Chandigarh, June 5 (VOICE) Bathinda MP Harsimrat Kaur Badal on Monday urged External Affairs Minister S. Jaishankar to save the future of hundreds of Punjabi students who were facing deportation from Canada after being duped by an unscrupulous education services agent by taking up their case with Canadian authorities.
Harsimrat Kaur, in a missive to the Union minister, said the emphasis should be on taking action against dubious institutions as well as authorised agents who had played with the future of the students.
“Unsuspecting students who are victims to this scam should be treated sympathetically as they have fulfilled all needed criteria for securing permanent residency after up-skilling themselves and should be granted the same without any hindrance.”
She said while 700 students had faced action on the same ground earlier, now it had come to light that 200 more students had been served deportation orders by the Canadian Border Services Agency (CBSA) after it was revealed that they had been given fake admission letters by an authorised agent — Education Migration Services in Jalandhar.
About the fraud perpetrated on the students, Harsimrat Kaur said “first they were given forged admission letters to a renowned college after being charged Rs 16 to 20 lakh each for the same. When they reached Canada, the students were informed that the admission had been cancelled and admission was secured for them in an alternative institution.”
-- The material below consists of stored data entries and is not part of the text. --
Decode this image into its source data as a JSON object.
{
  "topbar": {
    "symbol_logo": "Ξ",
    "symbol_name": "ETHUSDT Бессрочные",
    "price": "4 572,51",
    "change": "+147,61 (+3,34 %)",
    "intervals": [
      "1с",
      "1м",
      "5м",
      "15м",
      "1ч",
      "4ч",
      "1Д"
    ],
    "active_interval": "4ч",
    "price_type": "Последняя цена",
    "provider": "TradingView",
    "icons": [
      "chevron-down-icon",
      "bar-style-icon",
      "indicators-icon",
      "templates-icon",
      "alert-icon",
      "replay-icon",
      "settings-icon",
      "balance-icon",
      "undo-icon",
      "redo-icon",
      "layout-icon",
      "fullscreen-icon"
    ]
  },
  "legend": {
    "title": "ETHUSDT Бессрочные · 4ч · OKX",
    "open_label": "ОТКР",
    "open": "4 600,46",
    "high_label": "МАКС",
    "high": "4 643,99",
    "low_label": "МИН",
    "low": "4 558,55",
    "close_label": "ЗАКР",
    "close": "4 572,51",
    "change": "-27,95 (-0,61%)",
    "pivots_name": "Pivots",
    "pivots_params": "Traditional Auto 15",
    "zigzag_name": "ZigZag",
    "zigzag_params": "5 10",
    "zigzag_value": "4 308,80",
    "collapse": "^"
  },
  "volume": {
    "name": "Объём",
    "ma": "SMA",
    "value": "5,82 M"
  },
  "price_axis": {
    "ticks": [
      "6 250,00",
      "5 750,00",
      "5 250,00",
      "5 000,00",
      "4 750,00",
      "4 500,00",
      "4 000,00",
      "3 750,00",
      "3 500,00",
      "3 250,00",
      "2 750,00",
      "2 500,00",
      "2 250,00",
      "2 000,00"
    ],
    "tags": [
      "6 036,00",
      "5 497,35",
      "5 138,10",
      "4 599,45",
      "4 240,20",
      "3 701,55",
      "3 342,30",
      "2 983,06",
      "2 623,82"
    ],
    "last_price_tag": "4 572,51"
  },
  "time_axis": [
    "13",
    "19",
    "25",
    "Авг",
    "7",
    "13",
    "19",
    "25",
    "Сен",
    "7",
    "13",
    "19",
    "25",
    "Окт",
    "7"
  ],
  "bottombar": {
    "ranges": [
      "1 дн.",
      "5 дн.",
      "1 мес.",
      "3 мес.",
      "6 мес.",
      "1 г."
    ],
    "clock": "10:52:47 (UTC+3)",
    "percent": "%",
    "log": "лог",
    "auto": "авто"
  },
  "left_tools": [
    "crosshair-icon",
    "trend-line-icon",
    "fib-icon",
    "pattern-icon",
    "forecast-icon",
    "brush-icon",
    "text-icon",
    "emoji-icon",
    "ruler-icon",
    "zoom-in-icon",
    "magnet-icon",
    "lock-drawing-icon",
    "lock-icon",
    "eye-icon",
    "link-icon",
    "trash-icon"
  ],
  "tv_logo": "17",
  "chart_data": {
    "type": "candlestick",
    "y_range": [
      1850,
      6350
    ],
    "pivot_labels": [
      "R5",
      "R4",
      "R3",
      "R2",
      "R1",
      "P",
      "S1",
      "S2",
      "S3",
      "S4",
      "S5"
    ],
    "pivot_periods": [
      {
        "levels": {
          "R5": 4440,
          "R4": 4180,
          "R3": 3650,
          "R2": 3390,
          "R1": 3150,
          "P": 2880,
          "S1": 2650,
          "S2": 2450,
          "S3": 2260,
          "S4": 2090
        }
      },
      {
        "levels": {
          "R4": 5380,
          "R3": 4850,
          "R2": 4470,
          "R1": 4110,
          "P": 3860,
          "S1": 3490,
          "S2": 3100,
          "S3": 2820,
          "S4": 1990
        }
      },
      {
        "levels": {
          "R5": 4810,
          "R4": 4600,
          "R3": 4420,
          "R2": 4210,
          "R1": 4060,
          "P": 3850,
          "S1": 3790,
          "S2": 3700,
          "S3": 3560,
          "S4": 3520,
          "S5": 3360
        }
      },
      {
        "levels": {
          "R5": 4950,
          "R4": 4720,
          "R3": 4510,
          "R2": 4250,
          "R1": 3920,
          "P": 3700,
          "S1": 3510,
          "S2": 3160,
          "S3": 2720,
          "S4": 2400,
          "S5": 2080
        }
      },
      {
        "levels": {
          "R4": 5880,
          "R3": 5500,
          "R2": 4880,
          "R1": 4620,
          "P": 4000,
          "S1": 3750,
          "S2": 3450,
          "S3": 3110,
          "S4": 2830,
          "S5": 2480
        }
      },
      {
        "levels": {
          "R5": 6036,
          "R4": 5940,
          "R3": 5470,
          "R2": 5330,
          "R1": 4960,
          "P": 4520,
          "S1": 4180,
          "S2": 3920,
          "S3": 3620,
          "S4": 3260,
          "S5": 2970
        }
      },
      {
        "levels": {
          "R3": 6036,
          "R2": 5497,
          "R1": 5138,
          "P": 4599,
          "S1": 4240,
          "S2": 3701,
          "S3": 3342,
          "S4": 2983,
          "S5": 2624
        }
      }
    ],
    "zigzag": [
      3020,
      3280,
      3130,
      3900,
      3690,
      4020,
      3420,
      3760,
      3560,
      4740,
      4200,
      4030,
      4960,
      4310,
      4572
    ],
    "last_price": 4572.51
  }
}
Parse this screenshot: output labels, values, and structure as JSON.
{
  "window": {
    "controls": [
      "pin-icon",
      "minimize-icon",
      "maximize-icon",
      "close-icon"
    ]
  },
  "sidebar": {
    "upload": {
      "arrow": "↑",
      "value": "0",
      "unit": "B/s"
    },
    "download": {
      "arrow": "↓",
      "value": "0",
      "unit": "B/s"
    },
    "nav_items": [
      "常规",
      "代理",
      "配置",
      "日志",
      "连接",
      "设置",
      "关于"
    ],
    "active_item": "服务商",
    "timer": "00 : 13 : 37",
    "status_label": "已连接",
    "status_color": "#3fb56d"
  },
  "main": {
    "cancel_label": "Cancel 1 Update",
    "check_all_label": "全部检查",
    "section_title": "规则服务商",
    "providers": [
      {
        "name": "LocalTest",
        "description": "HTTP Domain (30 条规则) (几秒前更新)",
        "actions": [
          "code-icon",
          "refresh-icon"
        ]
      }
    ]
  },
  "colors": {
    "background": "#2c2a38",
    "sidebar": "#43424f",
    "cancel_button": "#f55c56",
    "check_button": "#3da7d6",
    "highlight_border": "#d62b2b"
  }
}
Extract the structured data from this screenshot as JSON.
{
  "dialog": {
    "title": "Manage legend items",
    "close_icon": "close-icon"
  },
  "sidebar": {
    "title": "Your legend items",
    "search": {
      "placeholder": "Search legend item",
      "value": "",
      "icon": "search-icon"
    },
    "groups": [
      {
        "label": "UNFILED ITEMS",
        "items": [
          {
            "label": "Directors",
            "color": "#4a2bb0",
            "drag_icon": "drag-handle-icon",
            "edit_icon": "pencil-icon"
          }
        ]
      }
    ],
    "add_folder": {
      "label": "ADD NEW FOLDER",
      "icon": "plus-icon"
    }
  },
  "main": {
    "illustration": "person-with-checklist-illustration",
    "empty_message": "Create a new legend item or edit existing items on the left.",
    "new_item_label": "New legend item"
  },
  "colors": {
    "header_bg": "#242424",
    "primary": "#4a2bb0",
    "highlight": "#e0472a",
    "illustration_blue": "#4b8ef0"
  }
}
She said the students up-skilled themselves in the alternative institution but were issued deportation orders when they applied for permanent residency as their original admission documents were found to be fake.
Asserting that this scam was continuing since long and that the authorised Indian education agent alone could not have engineered it all alone without the involvement of Canadian operatives or educational institutions in Canada, she said that “action needs to be taken against all such persons, including Canadian colleges giving admissions to students above their capacity intake”.
She said as far as the students were concerned, they were duped by the education services agent who posed as an authorised representative of a college in Canada.